Just like that the race was on. Ollie, who is a very sound sleeper, was confused. What was his beloved Mom-Oh doing??? It made no sense! Where did the night go? He rolled with the action, figuring an early breakfast would be great. In minutes, I was on the road to MM’s mansion on the east side of town.

There, in the middle of MM’s beautiful comforter, I found four little Wook-let’s peeping and squeaking with Wookie soon to deliver three more. Who wants to deliver puppies in a prepared whelping bed when there is a very expensive, comfortable, and luxurious mattress on which to give birth? Wookie chose her own spot to deliver. In two hours, the show was over she now has a family of seven healthy babies of her own.

Thank goodness she knows me well and thinks I’m pretty special. She welcomed me to the big event. After all, I’m Oliver’s mom. Wookie is the best dog mom I’ve ever met. Every squeak grabbed her full attention, with lots of vigorous licking and nuzzling, she had this under control. She was happy to be with her full pack, sharing the moment equally with MM and me.

Now, hours of observations begin. I’m on call to Wookie-sit at a moment’s notice. The babies are thriving. A beautiful bunch of black and white, with hints of brown to come. They squeak. They hiccup. They snuggle. All this activity under the watchful eye of Wookie.

If there was one thing I needed once more in my life, it was the scent and sound of a litter of newborn puppies. Puppy breath is a magical thing. It can melt the heart of anyone that is lucky enough to get a whiff.
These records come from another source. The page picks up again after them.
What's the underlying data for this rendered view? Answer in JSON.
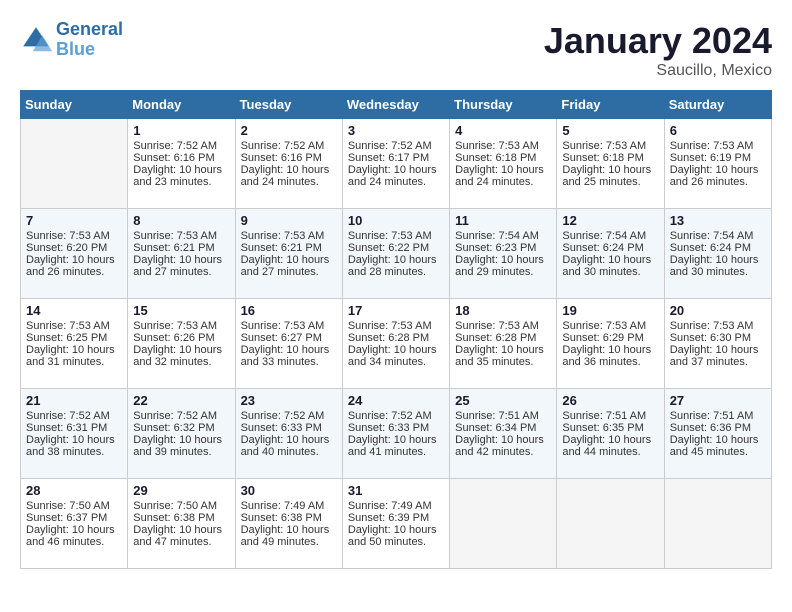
{
  "header": {
    "logo_line1": "General",
    "logo_line2": "Blue",
    "month": "January 2024",
    "location": "Saucillo, Mexico"
  },
  "days_of_week": [
    "Sunday",
    "Monday",
    "Tuesday",
    "Wednesday",
    "Thursday",
    "Friday",
    "Saturday"
  ],
  "weeks": [
    [
      {
        "day": "",
        "empty": true
      },
      {
        "day": "1",
        "sunrise": "7:52 AM",
        "sunset": "6:16 PM",
        "daylight": "10 hours and 23 minutes."
      },
      {
        "day": "2",
        "sunrise": "7:52 AM",
        "sunset": "6:16 PM",
        "daylight": "10 hours and 24 minutes."
      },
      {
        "day": "3",
        "sunrise": "7:52 AM",
        "sunset": "6:17 PM",
        "daylight": "10 hours and 24 minutes."
      },
      {
        "day": "4",
        "sunrise": "7:53 AM",
        "sunset": "6:18 PM",
        "daylight": "10 hours and 24 minutes."
      },
      {
        "day": "5",
        "sunrise": "7:53 AM",
        "sunset": "6:18 PM",
        "daylight": "10 hours and 25 minutes."
      },
      {
        "day": "6",
        "sunrise": "7:53 AM",
        "sunset": "6:19 PM",
        "daylight": "10 hours and 26 minutes."
      }
    ],
    [
      {
        "day": "7",
        "sunrise": "7:53 AM",
        "sunset": "6:20 PM",
        "daylight": "10 hours and 26 minutes."
      },
      {
        "day": "8",
        "sunrise": "7:53 AM",
        "sunset": "6:21 PM",
        "daylight": "10 hours and 27 minutes."
      },
      {
        "day": "9",
        "sunrise": "7:53 AM",
        "sunset": "6:21 PM",
        "daylight": "10 hours and 27 minutes."
      },
      {
        "day": "10",
        "sunrise": "7:53 AM",
        "sunset": "6:22 PM",
        "daylight": "10 hours and 28 minutes."
      },
      {
        "day": "11",
        "sunrise": "7:54 AM",
        "sunset": "6:23 PM",
        "daylight": "10 hours and 29 minutes."
      },
      {
        "day": "12",
        "sunrise": "7:54 AM",
        "sunset": "6:24 PM",
        "daylight": "10 hours and 30 minutes."
      },
      {
        "day": "13",
        "sunrise": "7:54 AM",
        "sunset": "6:24 PM",
        "daylight": "10 hours and 30 minutes."
      }
    ],
    [
      {
        "day": "14",
        "sunrise": "7:53 AM",
        "sunset": "6:25 PM",
        "daylight": "10 hours and 31 minutes."
      },
      {
        "day": "15",
        "sunrise": "7:53 AM",
        "sunset": "6:26 PM",
        "daylight": "10 hours and 32 minutes."
      },
      {
        "day": "16",
        "sunrise": "7:53 AM",
        "sunset": "6:27 PM",
        "daylight": "10 hours and 33 minutes."
      },
      {
        "day": "17",
        "sunrise": "7:53 AM",
        "sunset": "6:28 PM",
        "daylight": "10 hours and 34 minutes."
      },
      {
        "day": "18",
        "sunrise": "7:53 AM",
        "sunset": "6:28 PM",
        "daylight": "10 hours and 35 minutes."
      },
      {
        "day": "19",
        "sunrise": "7:53 AM",
        "sunset": "6:29 PM",
        "daylight": "10 hours and 36 minutes."
      },
      {
        "day": "20",
        "sunrise": "7:53 AM",
        "sunset": "6:30 PM",
        "daylight": "10 hours and 37 minutes."
      }
    ],
    [
      {
        "day": "21",
        "sunrise": "7:52 AM",
        "sunset": "6:31 PM",
        "daylight": "10 hours and 38 minutes."
      },
      {
        "day": "22",
        "sunrise": "7:52 AM",
        "sunset": "6:32 PM",
        "daylight": "10 hours and 39 minutes."
      },
      {
        "day": "23",
        "sunrise": "7:52 AM",
        "sunset": "6:33 PM",
        "daylight": "10 hours and 40 minutes."
      },
      {
        "day": "24",
        "sunrise": "7:52 AM",
        "sunset": "6:33 PM",
        "daylight": "10 hours and 41 minutes."
      },
      {
        "day": "25",
        "sunrise": "7:51 AM",
        "sunset": "6:34 PM",
        "daylight": "10 hours and 42 minutes."
      },
      {
        "day": "26",
        "sunrise": "7:51 AM",
        "sunset": "6:35 PM",
        "daylight": "10 hours and 44 minutes."
      },
      {
        "day": "27",
        "sunrise": "7:51 AM",
        "sunset": "6:36 PM",
        "daylight": "10 hours and 45 minutes."
      }
    ],
    [
      {
        "day": "28",
        "sunrise": "7:50 AM",
        "sunset": "6:37 PM",
        "daylight": "10 hours and 46 minutes."
      },
      {
        "day": "29",
        "sunrise": "7:50 AM",
        "sunset": "6:38 PM",
        "daylight": "10 hours and 47 minutes."
      },
      {
        "day": "30",
        "sunrise": "7:49 AM",
        "sunset": "6:38 PM",
        "daylight": "10 hours and 49 minutes."
      },
      {
        "day": "31",
        "sunrise": "7:49 AM",
        "sunset": "6:39 PM",
        "daylight": "10 hours and 50 minutes."
      },
      {
        "day": "",
        "empty": true
      },
      {
        "day": "",
        "empty": true
      },
      {
        "day": "",
        "empty": true
      }
    ]
  ]
}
Wookie knows exactly what she is doing with her lucky group of Wook-lets.

Whatever you choose to do this weekend, don’t forget to love on your pet. If you need a puppy fix, try Explore.org. Once there, choose “DogBless” and you’ll have a variety of puppies to watch. My favorite is Service Dog Project, or SDP. Canine Warriors is also a good group. At any rate, Explore.Org is a great internet site on which you will find something wonderful to watch. If you are lucky enough to have access to a real litter of puppies, go see them. Cuddle them and don’t forget to get a whiff of the puppy breath. It’ll cure what ails you.

Have a great weekend. More on Monday.